If you walk into Black Sheep, the Charlotte, North Carolina, independent retailer of skateboards, accessories and hard-to-find sneakers, it’s hard to tell the sales staff from the customers. The shop has more the appearance of a clubby meeting place and hangout for the skateboard crowd than any notion of a traditional retailer.
For Black Sheep founder, Josh Frazier, 41, the feel and mood of the shop is precisely what he set out to create. Frazier, a passionate skateboarder since he was 12, opened Black Sheep more than 10 years ago with the goal of creating a comfortable and inviting space for Charlotte’s developing, but dispersed, skate-culture scene.
He’s found success with an unconventional business model that’s looked to word of mouth and social media buzz to create a destination for skate culture. It’s been a proven approach in reaching a coveted young demographic with disposable income.
“Back in 2003, I had a conversation with a buddy of mine,” Frazier said. “Charlotte didn’t have an authentic shop, owned by a skateboarder, who understood the culture. We decided to be that place. It never crossed my mind I’d be able to make a living doing this.”
Frazier has an undergraduate degree from Clemson in international business and an MBA from Wake Forest. He worked in marketing at John Deere for four years, leaving with hopes of riding the late ’90s Internet boom to lend support to a biotech startup. Ultimately, Frazier lost his job in a layoff and financed the opening of Black Sheep with his unemployment checks and little else.
“The shop was tiny,” said Frazier, referring to Black Sheep’s initial location, not far from the current space. “I never sought outside financing or looked to spend a lot of money on up-fitting. I always thought growth would come organically, through word of mouth and a more direct appeal with stickers, social media and events.”
Though he had no retail experience, Frazier possessed an intimate knowledge of the skateboard culture, fashion and music. Even the Black Sheep name pays homage to celebrating the creative individuality of skateboarding and the desire to stand out and be different.
Frazier promoted the shop by creating custom-designed apparel, passing out free stickers and holding informal art shows and after-hours music events at his shop. The shop became known as a place to meet friends, talk skateboarding and check out the latest gear. His Facebook and social media presence grew.
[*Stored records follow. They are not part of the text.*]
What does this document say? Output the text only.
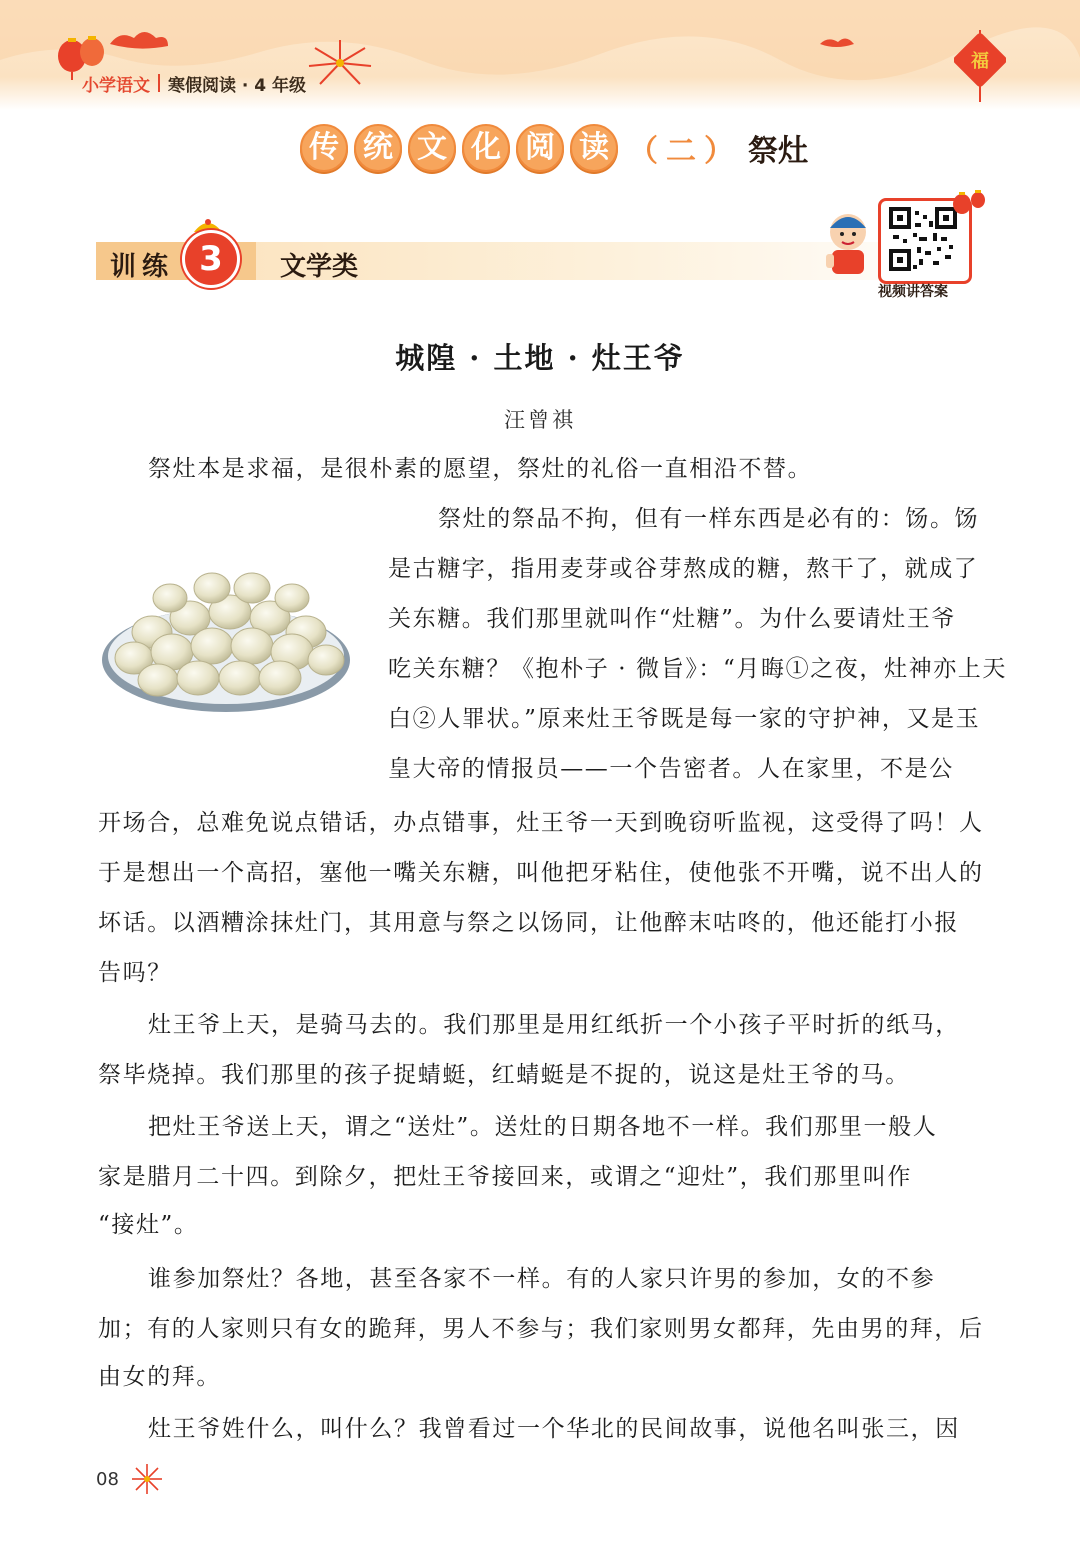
福
小学语文 寒假阅读 · 4 年级
传 统 文 化 阅 读 （ 二 ） 祭灶
训练 3	文学类
视频讲答案
城隍 · 土地 · 灶王爷
汪曾祺
祭灶本是求福，是很朴素的愿望，祭灶的礼俗一直相沿不替。
祭灶的祭品不拘，但有一样东西是必有的：饧。饧
是古糖字，指用麦芽或谷芽熬成的糖，熬干了，就成了
关东糖。我们那里就叫作“灶糖”。为什么要请灶王爷
吃关东糖？《抱朴子 · 微旨》：“月晦①之夜，灶神亦上天
白②人罪状。”原来灶王爷既是每一家的守护神，又是玉
皇大帝的情报员——一个告密者。人在家里，不是公
开场合，总难免说点错话，办点错事，灶王爷一天到晚窃听监视，这受得了吗！人
于是想出一个高招，塞他一嘴关东糖，叫他把牙粘住，使他张不开嘴，说不出人的
坏话。以酒糟涂抹灶门，其用意与祭之以饧同，让他醉末咕咚的，他还能打小报
告吗？
灶王爷上天，是骑马去的。我们那里是用红纸折一个小孩子平时折的纸马，
祭毕烧掉。我们那里的孩子捉蜻蜓，红蜻蜓是不捉的，说这是灶王爷的马。
把灶王爷送上天，谓之“送灶”。送灶的日期各地不一样。我们那里一般人
家是腊月二十四。到除夕，把灶王爷接回来，或谓之“迎灶”，我们那里叫作
“接灶”。
谁参加祭灶？各地，甚至各家不一样。有的人家只许男的参加，女的不参
加；有的人家则只有女的跪拜，男人不参与；我们家则男女都拜，先由男的拜，后
由女的拜。
灶王爷姓什么，叫什么？我曾看过一个华北的民间故事，说他名叫张三，因
08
Expansion to a nearby space two years later, where his footprint more than doubled, was all self-financed.
His revenue stream is 50 percent footwear, 25 percent apparel and 25 percent skateboards and accessories. A large portion of his apparel is in-house designed gear for which he contracts with local printers to produce.
Creating a third space
Tobe Holmes is director of Historic South End for Center City Partners, a Charlotte neighborhood- and community-development group. “With Black Sheep,” Holmes said, “Josh has effectively created a popular third space, a destination, beyond home or work, where people want to be. He’s done a phenomenal job of creating community and a place for the skate culture by providing more than just his shop but also activities to get involved and participate in.”
Frazier annually takes the lead in organizing Go Skateboarding Day, an event established by the International Association of Skateboarding Companies to promote skateboarding.
He’s worked hard over the years to combat negative stereotypes some hold about skateboarders and has provided outlets away from private property where enthusiasts can safely and legally enjoy their pursuits. This year’s local Go Skateboarding Day celebration was held in June at the parking lot of the All American Pub.
For the event, Black Sheep coordinated efforts to construct ramps and jumps to replicate favorite skating spots in Charlotte that are otherwise off limits and held a competition. Skaters got their boards tuned and received repairs across the street at the shop.
Holmes noted that Center City Partners provided Black Sheep a micro-grant to support this community-building event.
“These small grants, typically less than $500, support bringing people into the area that might not otherwise come, and are likely to return,” Holmes said. “South End definitely benefits from this type of activity.”
Bryant Park skate plaza
As one of the most visible faces for the region’s burgeoning skate community, Frazier has actively lobbied Mecklenburg County Park and Recreation for safe and legal skateboarding venues.
The department is exploring a test pilot for a skate plaza in Charlotte’s Bryant Park. A May 2013 master planning document prepared by the department shows a proposal that includes a skate plaza, and Frazier continues to lobby and build support through social media.
Jim Garges, director of Mecklenburg County Park and Recreation, has experienced Frazier’s passion and commitment to the project firsthand.
“Josh is absolutely a terrific champion for the project,” Garges said. “He’s very committed to making it happen and I’ve enjoyed getting to know him and learn more about the skate community. Skateboarding is a great form of recreation and this project has a great deal of potential.”
As for future growth, Frazier is looking primarily online to expand Black Sheep’s reach. For now he’s enjoying a well-earned, strong following of loyal customers and the respect of his community neighbors.
He even squeezes in time for a ride up a half-pipe or two.